Voice cores from CEVA support TensorFlow Lite for Microcontrollers
Machine learning at the edge is now possible for WhisPro speech recognition software from CEVA, as it is now available with open source TensorFlow Lite for Microcontrollers. TensorFlow Lite for Microcontrollers from Google is already optimised and available for CEVA-BX DSP cores, for low power artificial intelligence (AI) in conversational and contextual awareness applications, says CEVA.
The license provider of wireless connectivity and smart sensing technologies targets conversational AI and contextual awareness applications, with support for the TensorFlow Lite for Microcontrollers cross-platform framework for deploying tiny machine learning on power-efficient processors in edge devices.
Tiny machine learning brings AI to low power, always-on, battery operated IoT devices for on-device sensor data analytics in areas such as audio, voice, image and motion. Customers using TensorFlow Lite for Microcontrollers can use a unified processor architecture to run both the framework and the associated neural network workloads required to build intelligent connected products. CEVA’s WhisPro speech recognition software and custom command models are integrated with the TensorFlow Lite framework to accelerate the development of small footprint voice assistants and other voice-controlled IoT devices.

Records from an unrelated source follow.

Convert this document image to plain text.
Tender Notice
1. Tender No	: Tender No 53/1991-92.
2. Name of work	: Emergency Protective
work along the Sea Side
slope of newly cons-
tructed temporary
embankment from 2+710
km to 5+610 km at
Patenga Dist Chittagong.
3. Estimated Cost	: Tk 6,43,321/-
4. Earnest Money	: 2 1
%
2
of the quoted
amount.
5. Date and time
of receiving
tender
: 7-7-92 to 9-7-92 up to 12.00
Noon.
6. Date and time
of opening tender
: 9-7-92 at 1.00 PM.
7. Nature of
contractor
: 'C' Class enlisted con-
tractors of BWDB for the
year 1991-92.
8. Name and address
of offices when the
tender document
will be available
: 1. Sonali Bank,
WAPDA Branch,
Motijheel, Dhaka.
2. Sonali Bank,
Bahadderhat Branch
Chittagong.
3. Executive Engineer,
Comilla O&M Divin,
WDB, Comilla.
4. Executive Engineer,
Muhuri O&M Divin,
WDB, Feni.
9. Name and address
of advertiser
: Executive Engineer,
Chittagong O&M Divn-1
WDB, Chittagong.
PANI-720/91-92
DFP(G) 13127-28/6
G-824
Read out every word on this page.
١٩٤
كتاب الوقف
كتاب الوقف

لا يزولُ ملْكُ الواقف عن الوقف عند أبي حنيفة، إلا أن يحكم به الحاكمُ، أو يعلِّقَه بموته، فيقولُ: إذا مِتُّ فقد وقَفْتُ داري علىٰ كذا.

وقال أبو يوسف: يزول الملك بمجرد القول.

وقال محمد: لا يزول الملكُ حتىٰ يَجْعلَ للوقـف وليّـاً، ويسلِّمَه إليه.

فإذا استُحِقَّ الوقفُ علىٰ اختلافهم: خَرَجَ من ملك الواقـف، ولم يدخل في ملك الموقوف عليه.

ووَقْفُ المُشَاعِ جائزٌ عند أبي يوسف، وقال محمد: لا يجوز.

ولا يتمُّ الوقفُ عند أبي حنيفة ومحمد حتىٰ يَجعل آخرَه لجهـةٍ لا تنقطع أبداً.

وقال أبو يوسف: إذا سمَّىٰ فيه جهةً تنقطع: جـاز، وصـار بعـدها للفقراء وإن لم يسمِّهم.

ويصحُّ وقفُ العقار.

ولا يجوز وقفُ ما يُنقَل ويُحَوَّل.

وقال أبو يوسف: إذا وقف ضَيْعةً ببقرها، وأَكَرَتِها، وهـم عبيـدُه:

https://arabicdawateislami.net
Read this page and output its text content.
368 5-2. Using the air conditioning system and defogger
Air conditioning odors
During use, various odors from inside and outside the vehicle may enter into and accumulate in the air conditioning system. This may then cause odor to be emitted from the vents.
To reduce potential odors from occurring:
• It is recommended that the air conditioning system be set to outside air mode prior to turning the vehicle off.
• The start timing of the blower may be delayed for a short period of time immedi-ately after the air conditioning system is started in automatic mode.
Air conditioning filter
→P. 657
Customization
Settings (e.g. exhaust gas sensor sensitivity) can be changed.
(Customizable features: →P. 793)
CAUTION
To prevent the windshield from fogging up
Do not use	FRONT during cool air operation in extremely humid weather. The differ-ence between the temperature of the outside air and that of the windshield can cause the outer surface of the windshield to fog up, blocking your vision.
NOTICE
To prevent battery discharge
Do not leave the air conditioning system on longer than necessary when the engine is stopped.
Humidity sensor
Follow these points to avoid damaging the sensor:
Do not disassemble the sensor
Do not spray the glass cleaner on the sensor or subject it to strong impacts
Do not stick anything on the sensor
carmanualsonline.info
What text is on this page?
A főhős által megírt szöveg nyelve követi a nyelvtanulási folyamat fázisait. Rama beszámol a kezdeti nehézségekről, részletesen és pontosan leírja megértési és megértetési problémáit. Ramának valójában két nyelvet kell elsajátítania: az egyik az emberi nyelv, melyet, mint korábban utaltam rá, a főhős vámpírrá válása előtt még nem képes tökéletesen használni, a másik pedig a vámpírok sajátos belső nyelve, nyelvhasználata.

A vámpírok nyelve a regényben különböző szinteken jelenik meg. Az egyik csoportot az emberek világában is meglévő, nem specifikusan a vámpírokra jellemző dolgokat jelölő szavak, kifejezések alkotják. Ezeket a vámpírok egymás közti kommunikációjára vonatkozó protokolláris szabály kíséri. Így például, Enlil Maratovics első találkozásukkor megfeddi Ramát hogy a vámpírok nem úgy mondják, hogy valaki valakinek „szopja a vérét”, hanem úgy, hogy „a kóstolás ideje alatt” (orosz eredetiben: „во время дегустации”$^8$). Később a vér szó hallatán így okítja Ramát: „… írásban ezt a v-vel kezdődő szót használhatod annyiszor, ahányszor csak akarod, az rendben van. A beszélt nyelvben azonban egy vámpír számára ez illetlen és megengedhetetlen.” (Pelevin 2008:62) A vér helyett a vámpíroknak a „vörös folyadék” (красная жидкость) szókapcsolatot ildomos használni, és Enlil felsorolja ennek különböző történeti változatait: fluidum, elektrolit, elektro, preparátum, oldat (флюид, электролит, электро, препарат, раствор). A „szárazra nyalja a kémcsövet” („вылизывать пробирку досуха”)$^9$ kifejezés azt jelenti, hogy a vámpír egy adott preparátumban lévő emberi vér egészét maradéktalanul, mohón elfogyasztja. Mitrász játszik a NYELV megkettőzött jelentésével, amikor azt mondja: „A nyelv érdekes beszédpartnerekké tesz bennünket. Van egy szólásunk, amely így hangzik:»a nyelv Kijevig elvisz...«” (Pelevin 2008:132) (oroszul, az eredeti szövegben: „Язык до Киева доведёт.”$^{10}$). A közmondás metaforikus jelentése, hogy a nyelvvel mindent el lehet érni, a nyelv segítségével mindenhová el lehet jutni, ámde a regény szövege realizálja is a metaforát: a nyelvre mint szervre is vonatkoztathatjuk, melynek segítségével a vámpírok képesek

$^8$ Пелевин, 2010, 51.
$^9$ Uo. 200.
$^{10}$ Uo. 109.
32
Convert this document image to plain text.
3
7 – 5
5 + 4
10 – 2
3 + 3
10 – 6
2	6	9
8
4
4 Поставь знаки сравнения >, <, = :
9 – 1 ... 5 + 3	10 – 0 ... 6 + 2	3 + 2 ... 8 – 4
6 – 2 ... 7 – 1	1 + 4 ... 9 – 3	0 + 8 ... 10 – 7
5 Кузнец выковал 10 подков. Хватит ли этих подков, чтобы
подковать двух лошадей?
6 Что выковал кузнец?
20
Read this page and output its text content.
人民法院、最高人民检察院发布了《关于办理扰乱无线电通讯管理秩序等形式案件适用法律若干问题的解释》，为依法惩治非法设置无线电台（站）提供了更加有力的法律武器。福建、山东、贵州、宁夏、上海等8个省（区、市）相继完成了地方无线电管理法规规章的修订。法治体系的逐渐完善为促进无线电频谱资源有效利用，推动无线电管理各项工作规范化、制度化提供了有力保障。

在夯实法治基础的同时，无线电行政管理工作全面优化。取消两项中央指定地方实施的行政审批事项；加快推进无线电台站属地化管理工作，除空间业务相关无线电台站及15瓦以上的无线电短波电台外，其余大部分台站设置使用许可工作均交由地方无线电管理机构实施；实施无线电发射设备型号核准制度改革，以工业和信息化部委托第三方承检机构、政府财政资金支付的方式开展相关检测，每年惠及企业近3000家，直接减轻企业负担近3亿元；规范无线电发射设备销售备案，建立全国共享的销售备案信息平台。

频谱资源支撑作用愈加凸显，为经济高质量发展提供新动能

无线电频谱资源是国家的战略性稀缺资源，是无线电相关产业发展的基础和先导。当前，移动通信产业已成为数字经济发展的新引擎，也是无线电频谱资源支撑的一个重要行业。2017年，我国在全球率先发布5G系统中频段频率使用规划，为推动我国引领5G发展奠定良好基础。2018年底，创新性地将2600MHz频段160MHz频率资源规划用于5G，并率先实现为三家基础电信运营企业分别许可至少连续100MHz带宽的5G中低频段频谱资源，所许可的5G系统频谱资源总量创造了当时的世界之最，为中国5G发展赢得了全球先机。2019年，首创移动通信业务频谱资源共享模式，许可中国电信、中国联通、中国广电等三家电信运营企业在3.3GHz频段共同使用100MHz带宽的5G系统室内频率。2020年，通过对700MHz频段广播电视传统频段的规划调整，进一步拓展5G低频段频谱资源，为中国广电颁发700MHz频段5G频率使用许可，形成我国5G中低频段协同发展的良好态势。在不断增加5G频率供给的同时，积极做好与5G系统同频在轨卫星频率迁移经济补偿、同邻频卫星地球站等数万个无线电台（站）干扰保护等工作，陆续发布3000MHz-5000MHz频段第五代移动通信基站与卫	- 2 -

The CEVA-BX DSP family is a high-level programmable hybrid DSP/controller offering high efficiency for a broad range of signal processing and control workloads of real-time applications. Using an 11-stage pipeline and five-way VLIW micro-architecture, it offers parallel processing with dual scalar compute engines, load/store and program control that reaches a CoreMark per MHz score of 5.5, making is suitable for real time signal control. Its support for SIMD instructions makes it suitable for a variety of signal processing applications and the double precision floating point units efficiently handle contextual awareness and sensor fusion algorithms with a wide dynamic range. It also facilitates simultaneous processing of front-end voice, sensor fusion, audio processing, and general DSP workloads in addition to AI runtime inferencing.